In Porlock we stay at the characterful old Ship Inn. Pan-fried pheasant breast and a couple of pints of Exmoor Gold? Yes please. Tomorrow, we’ll buy sandwiches from the Big Cheese deli in the village, then walk on to Lynmouth and taste great seafood at the Bistro restaurant in the evening.

Make time to visit the Church of All Saints at Selworthy, above, with its wagon roof and painted ceiling bosses

Make time to visit the Church of All Saints at Selworthy, above, with its wagon roof and painted ceiling bosses 

The simplicity of the South West Coast Path is addictive. The sun and the wind. Staring out to sea. Taking a break on one of the memorial benches along the way.

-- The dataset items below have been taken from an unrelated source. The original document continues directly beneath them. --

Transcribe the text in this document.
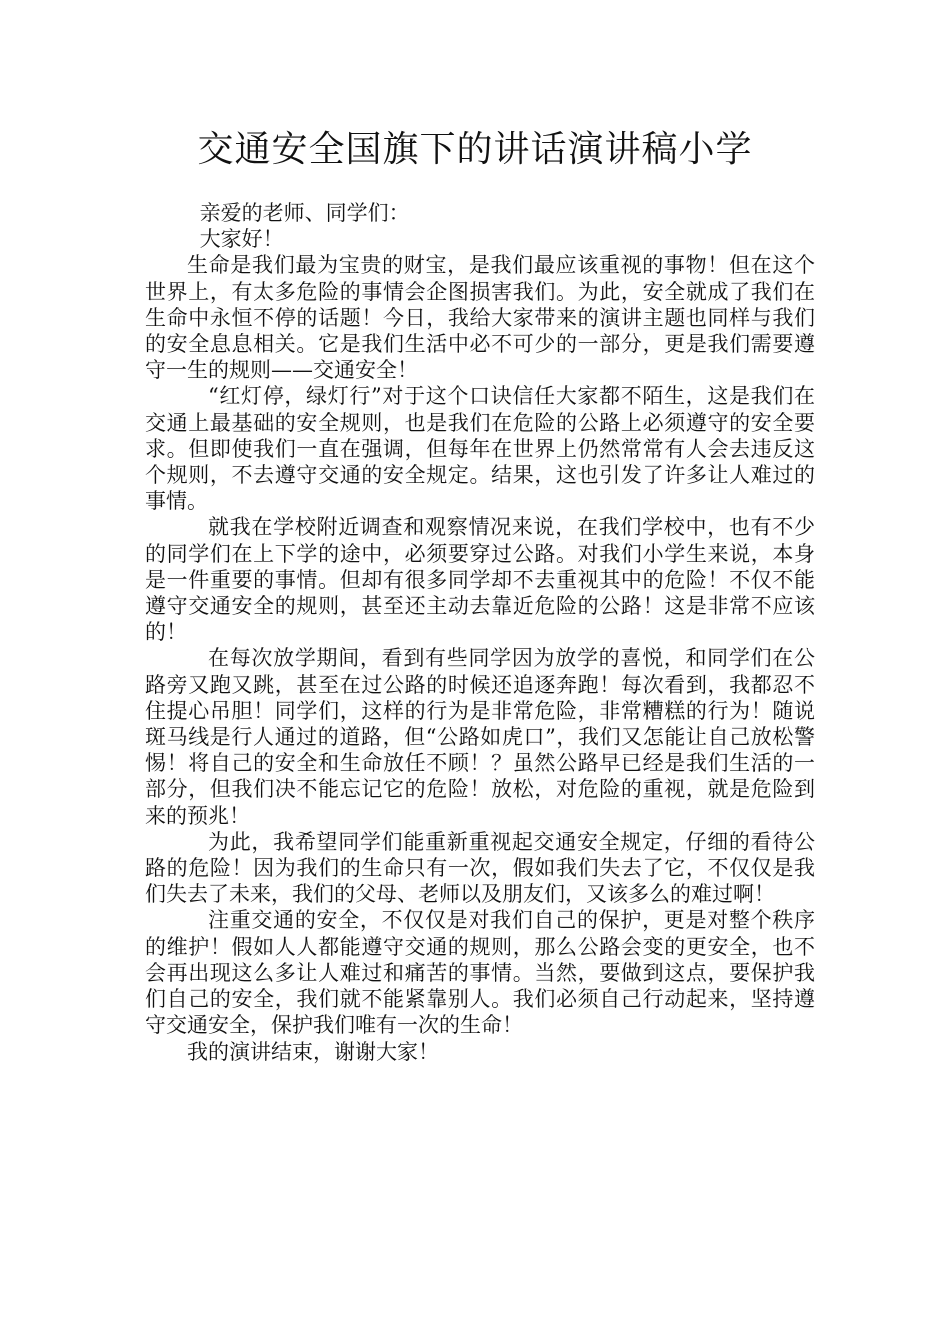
交通安全国旗下的讲话演讲稿小学

亲爱的老师、同学们：

大家好！

生命是我们最为宝贵的财宝，是我们最应该重视的事物！但在这个世界上，有太多危险的事情会企图损害我们。为此，安全就成了我们在生命中永恒不停的话题！今日，我给大家带来的演讲主题也同样与我们的安全息息相关。它是我们生活中必不可少的一部分，更是我们需要遵守一生的规则——交通安全！

“红灯停，绿灯行”对于这个口诀信任大家都不陌生，这是我们在交通上最基础的安全规则，也是我们在危险的公路上必须遵守的安全要求。但即使我们一直在强调，但每年在世界上仍然常常有人会去违反这个规则，不去遵守交通的安全规定。结果，这也引发了许多让人难过的事情。

就我在学校附近调查和观察情况来说，在我们学校中，也有不少的同学们在上下学的途中，必须要穿过公路。对我们小学生来说，本身是一件重要的事情。但却有很多同学却不去重视其中的危险！不仅不能遵守交通安全的规则，甚至还主动去靠近危险的公路！这是非常不应该的！

在每次放学期间，看到有些同学因为放学的喜悦，和同学们在公路旁又跑又跳，甚至在过公路的时候还追逐奔跑！每次看到，我都忍不住提心吊胆！同学们，这样的行为是非常危险，非常糟糕的行为！随说斑马线是行人通过的道路，但“公路如虎口”，我们又怎能让自己放松警惕！将自己的安全和生命放任不顾！？虽然公路早已经是我们生活的一部分，但我们决不能忘记它的危险！放松，对危险的重视，就是危险到来的预兆！

为此，我希望同学们能重新重视起交通安全规定，仔细的看待公路的危险！因为我们的生命只有一次，假如我们失去了它，不仅仅是我们失去了未来，我们的父母、老师以及朋友们，又该多么的难过啊！

注重交通的安全，不仅仅是对我们自己的保护，更是对整个秩序的维护！假如人人都能遵守交通的规则，那么公路会变的更安全，也不会再出现这么多让人难过和痛苦的事情。当然，要做到这点，要保护我们自己的安全，我们就不能紧靠别人。我们必须自己行动起来，坚持遵守交通安全，保护我们唯有一次的生命！

我的演讲结束，谢谢大家！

Looking west there’s Lundy Island, lair of Algerian pirates in the 17th century. Eastwards there’s Flat Holm and Steep Holm out in the Channel. Norse names. The Vikings came up here in their lean, dark ships, wind drumming on the rowers’ shields. Imagine the Christian hermits shivering in their cells.

The Exmoor Coast is sublime. Wild goats in the Valley of Rocks. The tide roaring in at Heddon’s Mouth. Gulls riding updrafts over Foreland Point — ‘white sea-souls’, a Celtic poet called them. A memory of freedom in unfree times.